What is: Shadow IT

Why is Shadow IT an issue?

Any piece of technology or software that has not been approved by Digital Metro North, eHealth Queensland (eHQ) or Biomedical Technology Services (BTS) is called “Shadow IT”.

Shadow IT is as a significant RISK to Metro North Health. It may introduce security threats and expose our healthcare services and health information. Shadow IT is also a potential open back door to our health information.

Types of Shadow IT

Software as Service

Externally provided or cloud-based software (Software as a Service) requires information to leave Metro North Health. Information leaving Metro North Health can be a risk if the process is not compliant with privacy and confidentiality legislation.  A privacy breach causes problems:

• with accessibility and integrity of the data.
• with the safety and protection of our patients and staff, as well as their information.
• the image and reputation of Metro North Health.

Non-Endorsed Devices

It can be problematic to use of hardware or devices not endorsed by Digital Metro North, eHealth Queensland or BTS.
If there is no formal support or patching management in place to maintain device security issues may emerge. If the device, or the data on the device, fails or is compromised, our network may be at risk. There may also be a service impact if there is no local support person or if there is no replacement available for the device.

Custom Software

Software developed and managed by staff outside Digital Metro North can be effective, however issues can occur when that system requires a security update or integration with other Queensland Health software. Queensland Government is bound by legislation and some software may not be compliant with these guidelines.

Do you have Shadow IT?

You can check if you are using Shadow IT.

Technology approved for use across Queensland Health (QH) is available within the “QH Software Centre”. Metro North Health technology is listed in the “Metro North Health Approved Standards List”. All Metro North Health staff have access to the QH Software Centre (from the Start menu on your PC) and the Metro North Health Approved Standards List located in the Enterprise Architecture Repository Portal here.

If you cannot find your specific vendor, device model, technology or software in the QH Software Centre  or MNHHS Approved Technology List, the DMN Enterprise Architecture team can help you to assess the technology with the aim of identifying the most appropriate way forward to ensure the information is secure. This may be to have your technology approved and added to the Metro North Health Approved Standards list or it may be a recommendation to leverage an existing QH or Metro North Health technology.

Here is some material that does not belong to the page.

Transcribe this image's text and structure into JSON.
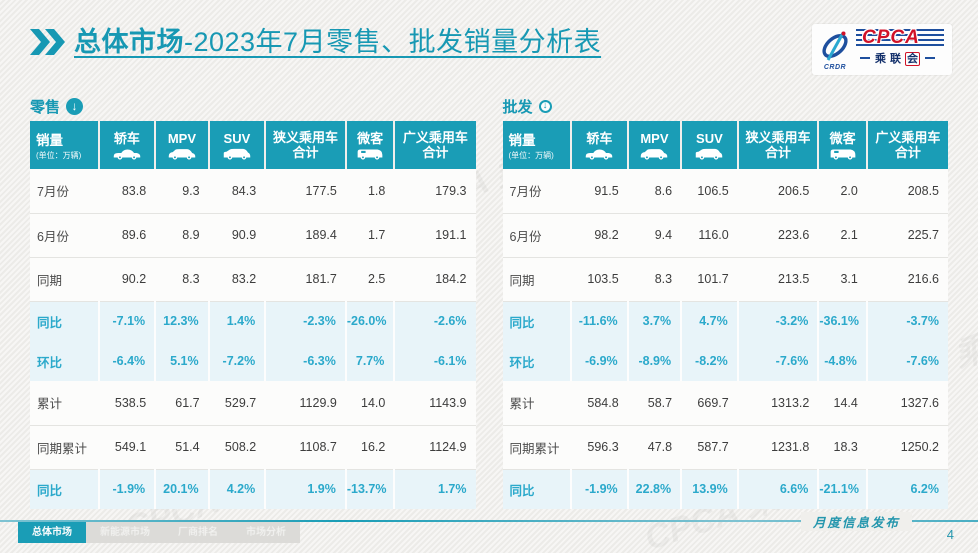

How do I get my technology assessed?

To have your technology assessed, click the  IT Support link or go to QHEPs IT Support and search  “HHS Architecture and Strategy – Generic Request.”

In your request outline:

• your business problem,
• the information you are using and why,
• the technology requested,
• the current risks and
• any specific timeframes for response.

Assessments will typically take approximately five (5) business days.

What happens when Shadow IT is identified?

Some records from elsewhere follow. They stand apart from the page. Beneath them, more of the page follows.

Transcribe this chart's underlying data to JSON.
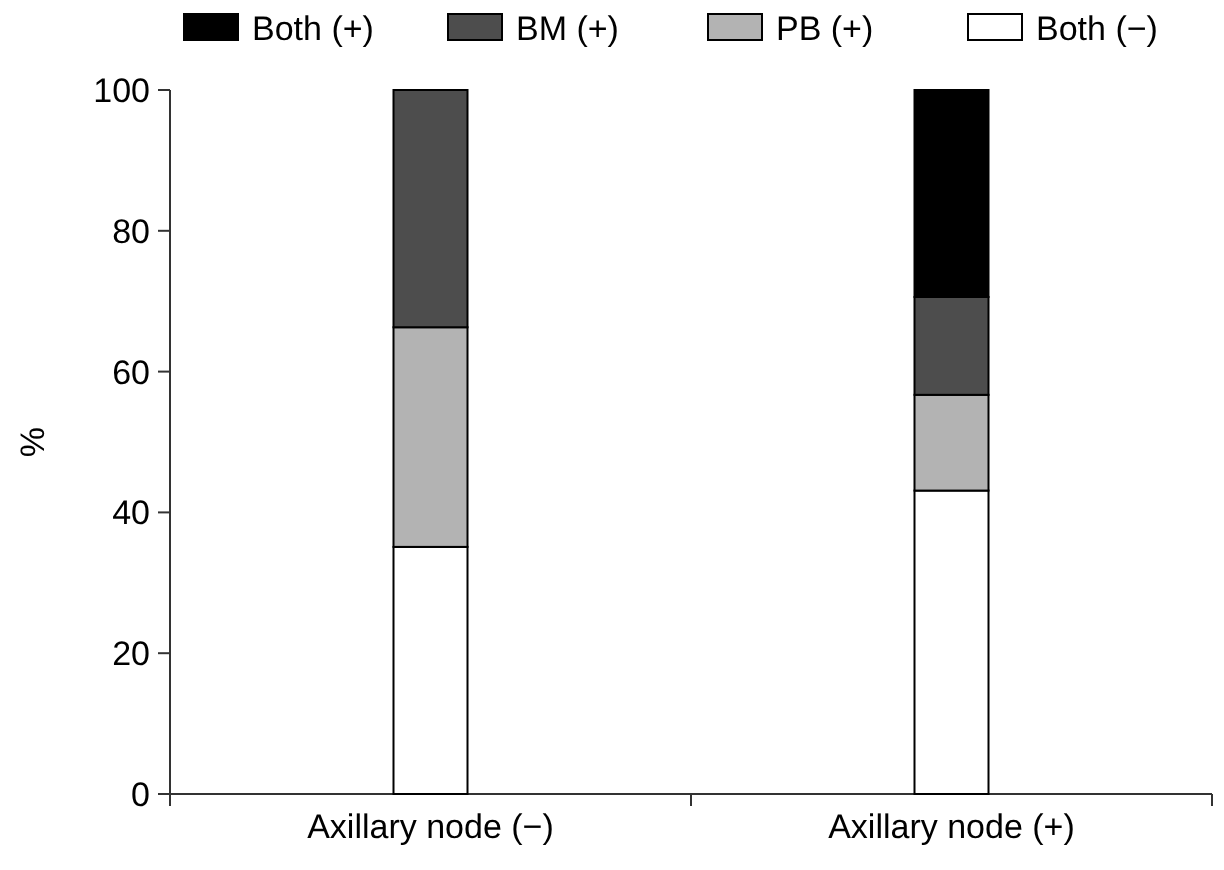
{
  "chart_data": {
    "type": "bar",
    "stacked": true,
    "ylabel": "%",
    "categories": [
      "Axillary node (−)",
      "Axillary node (+)"
    ],
    "series": [
      {
        "name": "Both (−)",
        "color": "#ffffff",
        "values": [
          35.1,
          43.1
        ]
      },
      {
        "name": "PB (+)",
        "color": "#b3b3b3",
        "values": [
          31.2,
          13.6
        ]
      },
      {
        "name": "BM (+)",
        "color": "#4d4d4d",
        "values": [
          33.7,
          13.9
        ]
      },
      {
        "name": "Both (+)",
        "color": "#000000",
        "values": [
          0,
          29.4
        ]
      }
    ],
    "ylim": [
      0,
      100
    ],
    "yticks": [
      0,
      20,
      40,
      60,
      80,
      100
    ],
    "grid": false,
    "legend": "top"
  }
}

Not all Shadow IT is bad. Shadow IT comes with risks. Digital Metro North will help you evaluate and mitigate these risks.

If your software or hardware is not currently on the Queensland Health or Metro North Health approved lists, Digital Metro North will work with you to identify, document and mitigate any current information technology risks.

Step 1: Identify the risk

Digital Metro North will look at your solution including:

• Desktop computers, servers or other devices either hosting applications, databases or clinical files.
• non eHealth Queensland services used.
• Backups, Interim storage (USB drives, CD, DVDs or other hard drives storing information).

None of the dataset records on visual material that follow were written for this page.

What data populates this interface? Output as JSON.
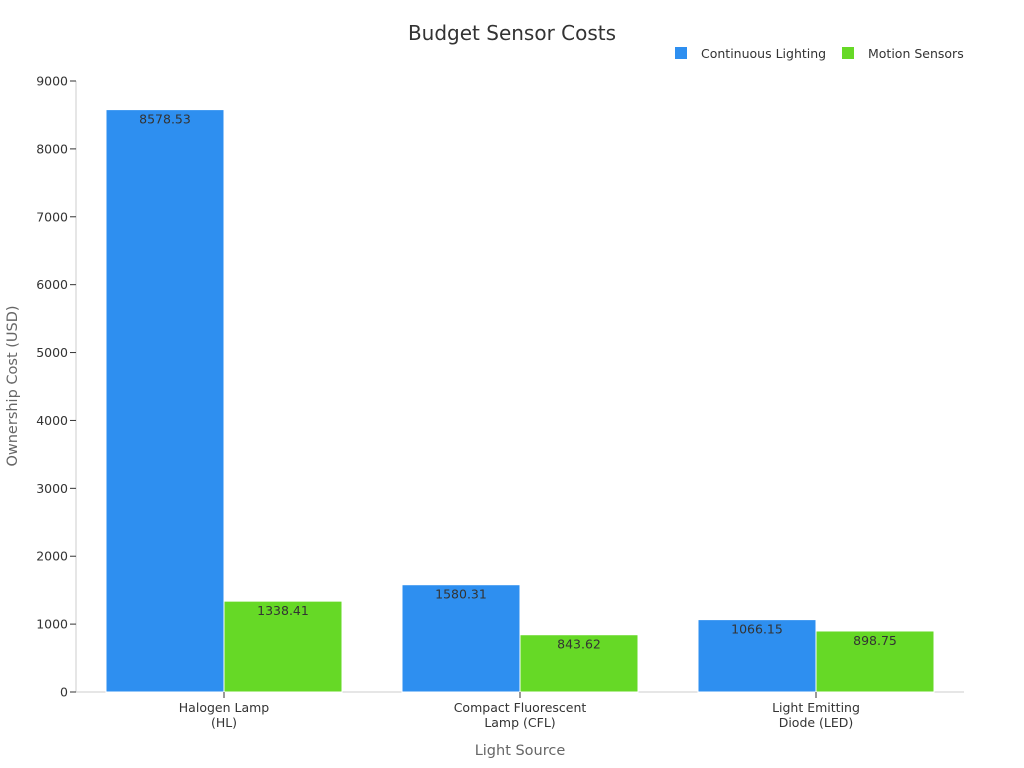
{
  "chart_data": {
    "type": "bar",
    "title": "Budget Sensor Costs",
    "xlabel": "Light Source",
    "ylabel": "Ownership Cost (USD)",
    "categories": [
      [
        "Halogen Lamp",
        "(HL)"
      ],
      [
        "Compact Fluorescent",
        "Lamp (CFL)"
      ],
      [
        "Light Emitting",
        "Diode (LED)"
      ]
    ],
    "series": [
      {
        "name": "Continuous Lighting",
        "color": "#2e8ff0",
        "values": [
          8578.53,
          1580.31,
          1066.15
        ]
      },
      {
        "name": "Motion Sensors",
        "color": "#66d926",
        "values": [
          1338.41,
          843.62,
          898.75
        ]
      }
    ],
    "ylim": [
      0,
      9000
    ],
    "yticks": [
      0,
      1000,
      2000,
      3000,
      4000,
      5000,
      6000,
      7000,
      8000,
      9000
    ],
    "legend_position": "top-right",
    "grid": false
  }
}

Digital Metro North will assist in documenting any identified risks and how to mitigate these.

Digital Metro North staff will highlight the risks, and work with you to help to find ways of mitigating the risks. These risks are documented so the Health Service is aware of them.

Step 2: Record the risk

You should use the Metro North Health Risk Establishment Tool to record the risks in RiskMan.

Digital Metro North can advise on any controls and treatments that may be applicable and help assess the level of risk.

Step 3: Identify mitigation strategies

Digital Metro North can provide you with advice and guidance on the most appropriate risk mitigation strategies. The mitigations strategies may not have any direct cost and will ensure the ongoing accessibility of your data.

Step 4: Process the risk

Record the risk of the shadow IT system on your Operational Risk Register. This allows everyone to understand the working environment. Digital Metro North, eHealth Queensland (eHQ) and Biomedical Technology Services (BTS) will work with you to best maintain the confidentiality, integrity, and accessibility of your information.